El autor rumano, candidato al Nobel de Literatura, presenta en España su nueva novela, 'Solenoide'

VICTOR NÚÑEZ MUÑOZMADRID

Dicen de él que es «el autor rumano más conocido y reconocido del mundo». Incluso lo califican como «uno de los más importantes teóricos del posmodernismo rumano». Es poeta, narrador, profesor y crítico literario. Su nombre es Mircea Cartarescu (Bucarest, 1956) y su obra se caracteriza por la nostalgia y la melancolía. Impedimenta, su editorial en español, acaba de publicar 'Solenoide' y la anuncia como «su obra más madura hasta la fecha, que incide en sus temas clave: Bucarest, la infancia, los sueños, las ruinas, los laberintos y el compromiso con la escritura».

La presentó ayer en la librería 'Rafael Alberti' de Madrid. Ahí, Cartarescu -el pelo largo, la timidez rampante- habló ante un reducido grupo de personas y dejó claro que él es «alguien que escribe para entender su situación, como decía Kafka. Kafka es alguien a quien admiro mucho porque nunca se describió como escritor ni formó parte del mundo literario».

Diez de las 800 páginas de 'Solenoide' (una bobina que se emplea en diversos aparatos eléctricos y crea un campo magnético) consisten en la repetición de la palabra socorro entre signos de admiración. «En torno a esas diez páginas están armadas todas las demás», dijo ayer provocando asombro en el público. Explicó que no habría podido escribir un libro como este antes de cumplir 60 años porque no tenía experiencia suficiente para abordar la complejidad de una historia que llega a sacudir el alma del lector.

Pero hay un libro en el que este profesor casado con una poeta se autorretrata sin tapujos. Se llama 'El ojo castaño de nuestro amor' y está compuesto por una selección de textos autobiográficos donde se alternan memorias, cuentos y reflexiones que subyugan por su sensibilidad y elegancia, fruto de la cuidada elección de las palabras que suelen hacer los poetas.

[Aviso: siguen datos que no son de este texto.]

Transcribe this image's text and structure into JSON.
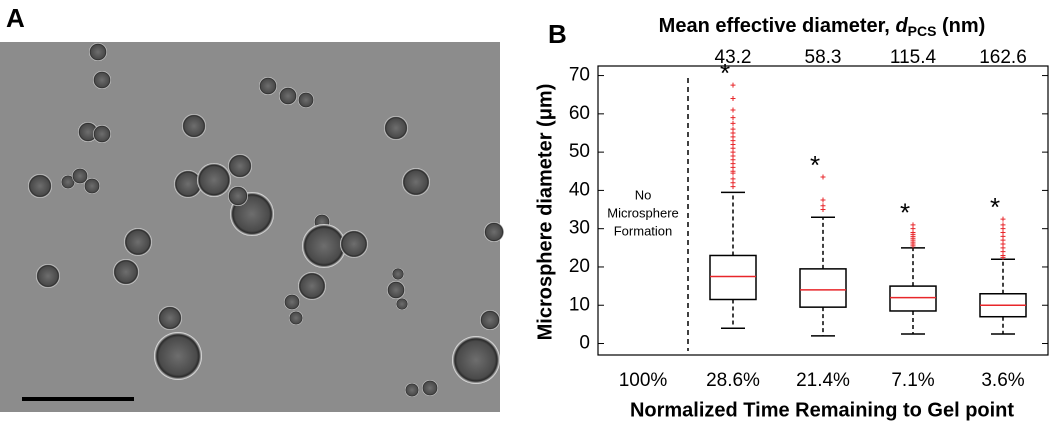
{
  "panel_a": {
    "label": "A"
  },
  "chart_data": {
    "type": "box",
    "panel_label": "B",
    "top_axis_title": [
      "Mean effective diameter, ",
      "d",
      "PCS",
      " (nm)"
    ],
    "y_label": "Microsphere diameter (μm)",
    "x_label": "Normalized Time Remaining to Gel point",
    "categories": [
      "100%",
      "28.6%",
      "21.4%",
      "7.1%",
      "3.6%"
    ],
    "top_categories": [
      null,
      "43.2",
      "58.3",
      "115.4",
      "162.6"
    ],
    "annotation": [
      "No",
      "Microsphere",
      "Formation"
    ],
    "box_color": "#000000",
    "median_color": "#e8262a",
    "outlier_color": "#e8262a",
    "boxes": [
      null,
      {
        "min": 4,
        "q1": 11.5,
        "median": 17.5,
        "q3": 23,
        "max": 39.5,
        "outliers": [
          41,
          42,
          43,
          44.5,
          45,
          46,
          47,
          48,
          49,
          50,
          51,
          52,
          53,
          54,
          55,
          56,
          57.5,
          59,
          61,
          64,
          67.5
        ],
        "marker": "*"
      },
      {
        "min": 2,
        "q1": 9.5,
        "median": 14,
        "q3": 19.5,
        "max": 33,
        "outliers": [
          35,
          36,
          37.5,
          43.5
        ],
        "marker": "*"
      },
      {
        "min": 2.5,
        "q1": 8.5,
        "median": 12,
        "q3": 15,
        "max": 25,
        "outliers": [
          25.5,
          26,
          26.5,
          27,
          27.5,
          28,
          28.5,
          29,
          30,
          31
        ],
        "marker": "*"
      },
      {
        "min": 2.5,
        "q1": 7,
        "median": 10,
        "q3": 13,
        "max": 22,
        "outliers": [
          22.5,
          23,
          24,
          25,
          26,
          27,
          28,
          29,
          30,
          31,
          32.5
        ],
        "marker": "*"
      }
    ],
    "ylim": [
      -3,
      72.5
    ],
    "yticks": [
      0,
      10,
      20,
      30,
      40,
      50,
      60,
      70
    ]
  }
}
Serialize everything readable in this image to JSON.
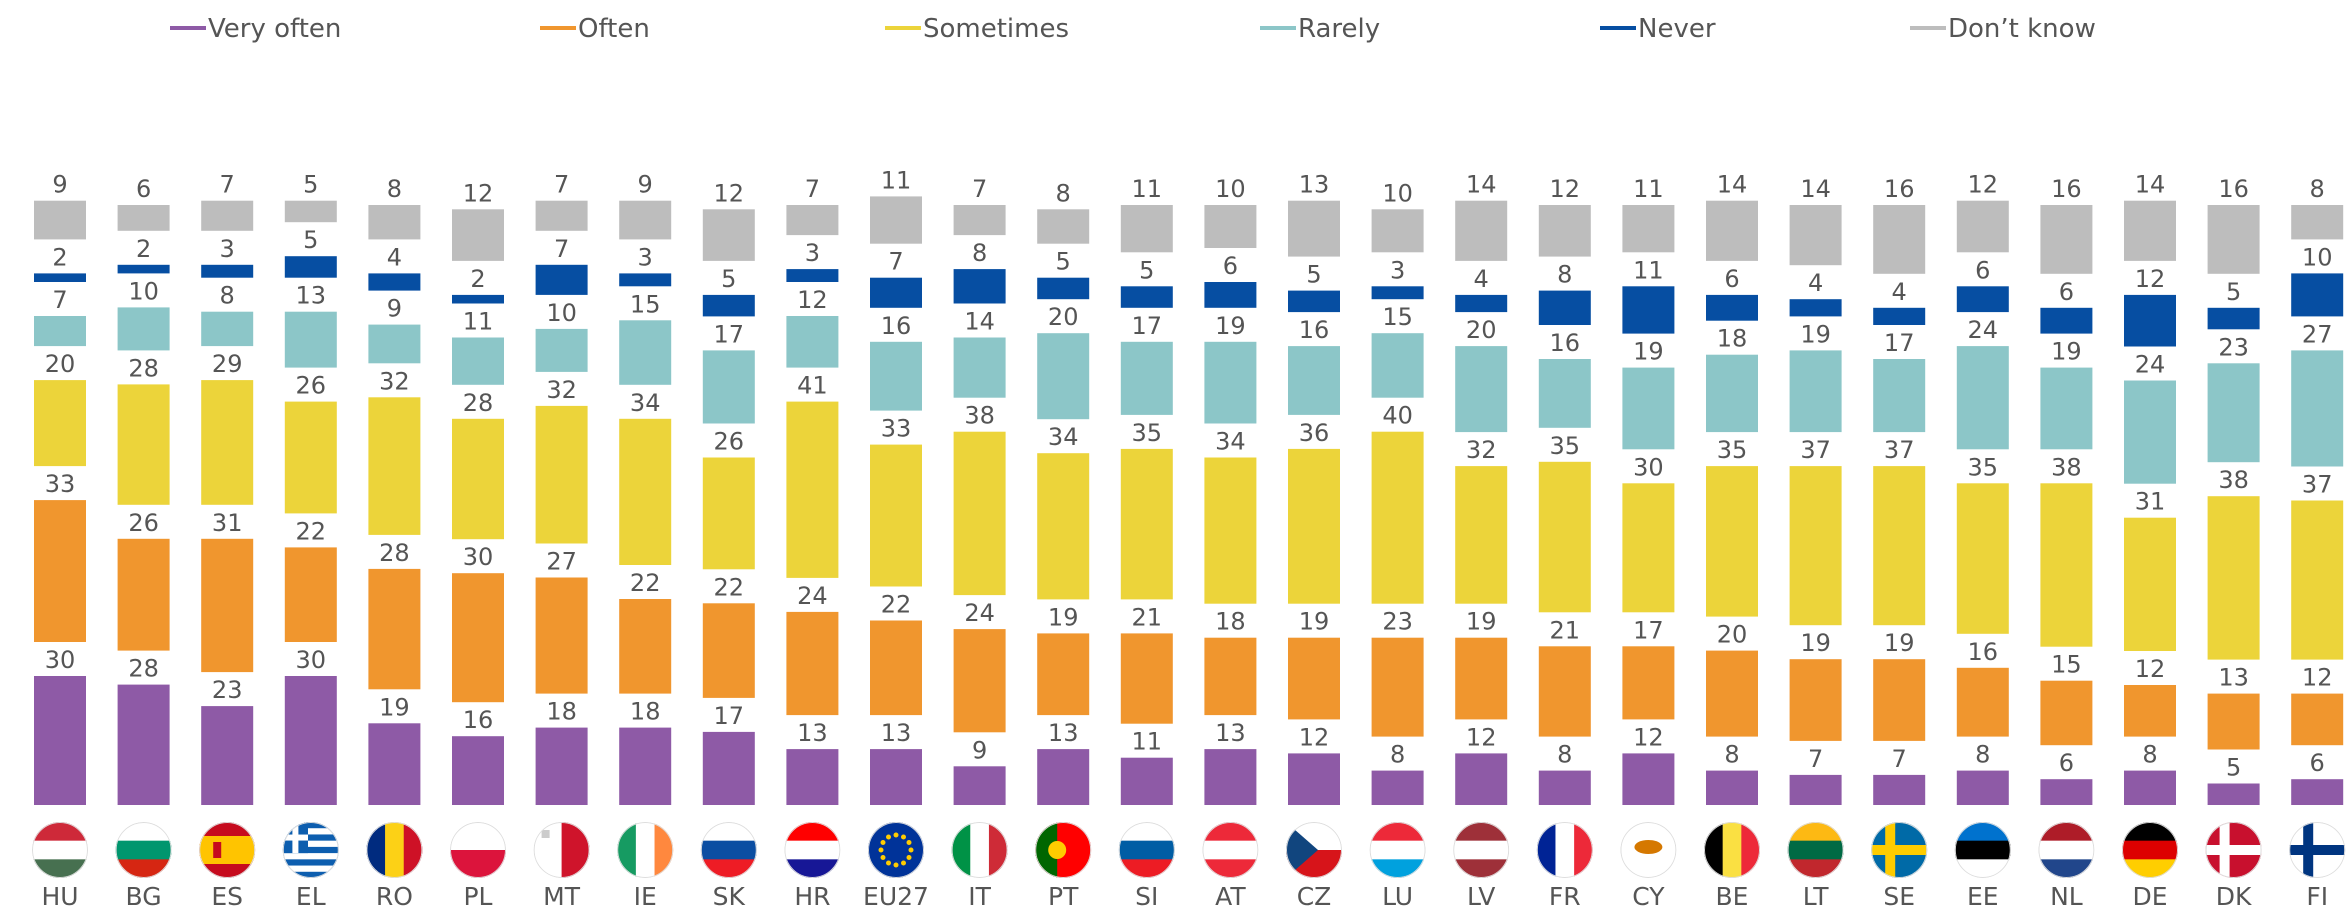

Cartarescu habla aquí de la pérdida del amor, de la pobreza de su hogar y hasta del aroma del café, pero también de su relación ambivalente con Bucarest, de la soledad y de la muerte. Cuenta la tragedia de una isla rumana engullida por las aguas de una represa, el exilio del poeta Ovidio en esas tierras, traza un panorama de las letras rumanas y se queja de la falta de valor de la poesía en este mundo inmanente y aleatorio, y de la falta de cultura de las nuevas generaciones de lectores. Su testimonio más conmovedor es el que evoca la muerte de su hermano gemelo, a los cinco años, víctima de una neumonía, un drama familiar que lo marcó para siempre y que presta su poético título a esta selección. Bajo estas postales asoma también la historia reciente de un país que se sacudió con esfuerzo el yugo del comunismo solo para ser escaldado por una versión salvaje del capitalismo y no oculta su desencanto con la posterior revolución y con Occidente.

Cartarescu contó en la librería 'Rafael Alberti' en qué basa su trabajo: «En mi diario escribo lo que me sucede, veo, sueño y pienso desde que tenía 16 años. Todos mis libros parten de alguna de sus páginas».